Augmented RBMLE-UCB Approach for Adaptive Control of Linear Quadratic Systems
This work addresses the adaptive LQ control problem for stochastic systems, offering a novel algorithm that combines historical and modern optimism-based approaches, with incremental improvements in empirical performance over existing methods.
The paper tackles the adaptive control of unknown stochastic linear systems with quadratic costs by reconciling the Reward Biased Maximum Likelihood Estimate (RBMLE) and Upper Confidence Bound (UCB) methods, proposing an Augmented RBMLE-UCB algorithm that achieves the best-known theoretical regret of $\Tilde{\mathcal{O}}(\sqrt{T})$ and empirically outperforms several benchmarks, such as UCB and Thompson Sampling, by a huge margin in simulations including flight control examples.

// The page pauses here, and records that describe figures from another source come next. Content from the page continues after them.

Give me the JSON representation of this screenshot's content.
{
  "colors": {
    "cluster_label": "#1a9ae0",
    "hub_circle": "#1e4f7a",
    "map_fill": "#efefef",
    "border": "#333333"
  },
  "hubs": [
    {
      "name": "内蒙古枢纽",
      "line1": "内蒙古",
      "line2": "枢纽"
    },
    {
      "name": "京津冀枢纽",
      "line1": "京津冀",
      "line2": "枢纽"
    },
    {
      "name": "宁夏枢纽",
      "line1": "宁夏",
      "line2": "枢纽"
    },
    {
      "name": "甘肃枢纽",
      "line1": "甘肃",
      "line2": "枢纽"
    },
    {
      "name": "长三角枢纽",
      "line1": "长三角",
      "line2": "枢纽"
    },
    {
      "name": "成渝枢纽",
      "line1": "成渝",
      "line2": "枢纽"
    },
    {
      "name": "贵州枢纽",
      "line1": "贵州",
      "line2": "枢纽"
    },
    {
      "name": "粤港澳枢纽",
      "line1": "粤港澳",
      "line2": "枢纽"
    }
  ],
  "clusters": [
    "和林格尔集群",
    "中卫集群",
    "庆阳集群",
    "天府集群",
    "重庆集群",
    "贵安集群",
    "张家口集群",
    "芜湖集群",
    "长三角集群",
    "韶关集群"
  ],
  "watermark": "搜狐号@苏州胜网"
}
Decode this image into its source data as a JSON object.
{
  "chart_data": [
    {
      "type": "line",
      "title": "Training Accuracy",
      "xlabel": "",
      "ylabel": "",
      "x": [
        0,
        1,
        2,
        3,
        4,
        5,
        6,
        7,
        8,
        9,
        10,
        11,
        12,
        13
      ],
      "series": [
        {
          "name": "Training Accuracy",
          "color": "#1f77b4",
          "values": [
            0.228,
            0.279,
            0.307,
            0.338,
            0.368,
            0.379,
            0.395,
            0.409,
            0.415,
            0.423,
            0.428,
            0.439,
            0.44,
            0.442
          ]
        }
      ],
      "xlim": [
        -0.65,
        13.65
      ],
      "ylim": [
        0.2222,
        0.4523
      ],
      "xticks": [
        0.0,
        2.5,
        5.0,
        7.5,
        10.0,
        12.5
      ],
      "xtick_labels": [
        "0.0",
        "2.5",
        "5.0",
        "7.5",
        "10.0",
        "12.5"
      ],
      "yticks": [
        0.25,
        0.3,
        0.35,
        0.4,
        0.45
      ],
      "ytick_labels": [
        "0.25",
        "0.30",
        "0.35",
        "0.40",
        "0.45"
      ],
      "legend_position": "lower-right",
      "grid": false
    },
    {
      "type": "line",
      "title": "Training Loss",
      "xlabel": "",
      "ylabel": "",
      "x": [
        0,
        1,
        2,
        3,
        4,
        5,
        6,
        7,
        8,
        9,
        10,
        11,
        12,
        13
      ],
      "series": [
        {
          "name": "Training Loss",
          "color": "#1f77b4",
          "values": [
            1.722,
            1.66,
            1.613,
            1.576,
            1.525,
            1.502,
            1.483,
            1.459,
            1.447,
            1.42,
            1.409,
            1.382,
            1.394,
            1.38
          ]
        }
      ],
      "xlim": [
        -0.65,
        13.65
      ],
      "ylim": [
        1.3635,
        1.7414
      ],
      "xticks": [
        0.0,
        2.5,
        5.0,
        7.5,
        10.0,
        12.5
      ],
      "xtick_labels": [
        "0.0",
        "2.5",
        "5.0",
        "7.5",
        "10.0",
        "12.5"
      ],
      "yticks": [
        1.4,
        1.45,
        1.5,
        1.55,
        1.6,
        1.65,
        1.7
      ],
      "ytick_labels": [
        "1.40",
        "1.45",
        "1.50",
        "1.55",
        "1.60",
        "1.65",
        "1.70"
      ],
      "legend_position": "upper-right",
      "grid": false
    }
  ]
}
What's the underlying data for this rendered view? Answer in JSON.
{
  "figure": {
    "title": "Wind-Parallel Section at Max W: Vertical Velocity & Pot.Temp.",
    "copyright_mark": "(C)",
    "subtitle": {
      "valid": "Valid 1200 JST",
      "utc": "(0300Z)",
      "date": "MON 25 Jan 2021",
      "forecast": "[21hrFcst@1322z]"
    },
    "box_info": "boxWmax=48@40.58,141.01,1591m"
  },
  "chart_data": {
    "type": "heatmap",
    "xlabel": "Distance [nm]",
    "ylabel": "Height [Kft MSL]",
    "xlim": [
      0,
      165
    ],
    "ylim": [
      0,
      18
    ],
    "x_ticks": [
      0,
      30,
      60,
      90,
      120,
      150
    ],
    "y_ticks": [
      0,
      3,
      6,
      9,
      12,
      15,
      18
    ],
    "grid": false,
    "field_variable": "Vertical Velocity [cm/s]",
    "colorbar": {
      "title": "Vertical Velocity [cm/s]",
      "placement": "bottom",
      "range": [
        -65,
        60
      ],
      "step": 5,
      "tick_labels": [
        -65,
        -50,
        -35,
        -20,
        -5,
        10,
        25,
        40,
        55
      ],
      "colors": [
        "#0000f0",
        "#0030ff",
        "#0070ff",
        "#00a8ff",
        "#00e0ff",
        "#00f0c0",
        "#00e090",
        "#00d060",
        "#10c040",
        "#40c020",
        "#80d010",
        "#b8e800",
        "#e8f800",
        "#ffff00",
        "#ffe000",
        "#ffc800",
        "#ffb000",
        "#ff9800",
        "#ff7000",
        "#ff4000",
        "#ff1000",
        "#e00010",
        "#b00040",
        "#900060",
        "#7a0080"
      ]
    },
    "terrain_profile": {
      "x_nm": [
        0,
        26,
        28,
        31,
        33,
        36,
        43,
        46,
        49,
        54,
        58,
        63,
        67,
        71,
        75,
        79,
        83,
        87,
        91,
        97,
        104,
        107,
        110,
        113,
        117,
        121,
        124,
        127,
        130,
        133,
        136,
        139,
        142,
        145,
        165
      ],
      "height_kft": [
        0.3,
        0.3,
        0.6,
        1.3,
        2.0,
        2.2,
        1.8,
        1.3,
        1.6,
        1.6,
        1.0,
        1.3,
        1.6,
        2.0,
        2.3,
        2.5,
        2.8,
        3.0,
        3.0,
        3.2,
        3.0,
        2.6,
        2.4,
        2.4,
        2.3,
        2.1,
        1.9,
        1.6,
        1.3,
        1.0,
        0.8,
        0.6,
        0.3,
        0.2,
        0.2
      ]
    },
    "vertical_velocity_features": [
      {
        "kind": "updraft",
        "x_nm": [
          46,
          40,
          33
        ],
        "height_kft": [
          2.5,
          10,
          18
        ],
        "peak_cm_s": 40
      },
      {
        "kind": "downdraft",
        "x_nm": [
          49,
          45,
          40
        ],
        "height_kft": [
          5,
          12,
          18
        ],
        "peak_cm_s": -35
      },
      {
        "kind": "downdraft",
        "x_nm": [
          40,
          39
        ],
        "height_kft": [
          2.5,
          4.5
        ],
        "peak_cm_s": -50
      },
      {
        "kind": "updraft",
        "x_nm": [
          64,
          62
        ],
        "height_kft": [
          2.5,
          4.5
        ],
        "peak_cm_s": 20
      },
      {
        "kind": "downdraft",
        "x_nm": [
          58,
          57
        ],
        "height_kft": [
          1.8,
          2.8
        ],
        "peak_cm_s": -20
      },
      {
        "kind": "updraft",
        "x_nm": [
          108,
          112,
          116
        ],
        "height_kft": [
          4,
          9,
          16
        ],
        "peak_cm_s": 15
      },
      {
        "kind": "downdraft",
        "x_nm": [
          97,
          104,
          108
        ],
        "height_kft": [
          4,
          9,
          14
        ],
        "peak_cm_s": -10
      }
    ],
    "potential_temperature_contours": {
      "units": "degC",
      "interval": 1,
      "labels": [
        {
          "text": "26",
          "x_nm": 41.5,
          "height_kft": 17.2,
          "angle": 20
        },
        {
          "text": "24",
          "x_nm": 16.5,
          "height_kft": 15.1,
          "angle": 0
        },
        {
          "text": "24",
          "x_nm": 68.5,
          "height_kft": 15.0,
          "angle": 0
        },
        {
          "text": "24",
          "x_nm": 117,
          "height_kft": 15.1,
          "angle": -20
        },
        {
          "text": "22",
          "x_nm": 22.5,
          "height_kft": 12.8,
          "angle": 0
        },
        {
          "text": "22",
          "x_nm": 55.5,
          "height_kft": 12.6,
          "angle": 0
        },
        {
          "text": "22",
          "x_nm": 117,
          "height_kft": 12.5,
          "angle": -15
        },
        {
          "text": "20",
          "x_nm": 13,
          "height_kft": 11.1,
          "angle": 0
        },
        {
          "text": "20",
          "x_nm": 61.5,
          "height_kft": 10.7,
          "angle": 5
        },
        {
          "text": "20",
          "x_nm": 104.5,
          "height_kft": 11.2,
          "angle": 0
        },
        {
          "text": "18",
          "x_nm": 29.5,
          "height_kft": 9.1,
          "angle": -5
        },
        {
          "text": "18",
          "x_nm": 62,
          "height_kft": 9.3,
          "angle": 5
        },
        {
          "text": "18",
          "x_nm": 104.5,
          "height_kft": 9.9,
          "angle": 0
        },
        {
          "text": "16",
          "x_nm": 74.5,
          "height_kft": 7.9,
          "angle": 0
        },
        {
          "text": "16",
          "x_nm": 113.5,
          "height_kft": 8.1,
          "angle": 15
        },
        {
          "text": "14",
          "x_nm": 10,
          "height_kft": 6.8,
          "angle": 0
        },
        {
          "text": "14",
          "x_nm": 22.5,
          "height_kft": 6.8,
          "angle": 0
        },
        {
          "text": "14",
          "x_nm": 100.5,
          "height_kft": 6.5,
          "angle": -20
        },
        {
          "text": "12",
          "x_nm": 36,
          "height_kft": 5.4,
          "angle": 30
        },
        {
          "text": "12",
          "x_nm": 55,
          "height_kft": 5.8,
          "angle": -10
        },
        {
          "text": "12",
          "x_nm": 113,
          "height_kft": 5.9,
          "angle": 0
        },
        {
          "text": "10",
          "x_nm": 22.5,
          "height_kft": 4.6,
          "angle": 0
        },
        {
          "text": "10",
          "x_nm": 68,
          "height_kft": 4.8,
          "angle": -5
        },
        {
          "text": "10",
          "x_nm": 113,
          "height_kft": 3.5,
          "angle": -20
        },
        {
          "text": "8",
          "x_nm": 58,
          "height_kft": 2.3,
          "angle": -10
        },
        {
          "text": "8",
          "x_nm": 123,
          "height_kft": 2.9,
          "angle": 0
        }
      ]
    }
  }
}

We consider the problem of controlling an unknown stochastic linear system with quadratic costs - called the adaptive LQ control problem. We re-examine an approach called ''Reward Biased Maximum Likelihood Estimate'' (RBMLE) that was proposed more than forty years ago, and which predates the ''Upper Confidence Bound'' (UCB) method as well as the definition of ''regret'' for bandit problems. It simply added a term favoring parameters with larger rewards to the criterion for parameter estimation. We show how the RBMLE and UCB methods can be reconciled, and thereby propose an Augmented RBMLE-UCB algorithm that combines the penalty of the RBMLE method with the constraints of the UCB method, uniting the two approaches to optimism in the face of uncertainty. We establish that theoretically, this method retains $\Tilde{\mathcal{O}}(\sqrt{T})$ regret, the best-known so far. We further compare the empirical performance of the proposed Augmented RBMLE-UCB and the standard RBMLE (without the augmentation) with UCB, Thompson Sampling, Input Perturbation, Randomized Certainty Equivalence and StabL on many real-world examples including flight control of Boeing 747 and Unmanned Aerial Vehicle. We perform extensive simulation studies showing that the Augmented RBMLE consistently outperforms UCB, Thompson Sampling and StabL by a huge margin, while it is marginally better than Input Perturbation and moderately better than Randomized Certainty Equivalence.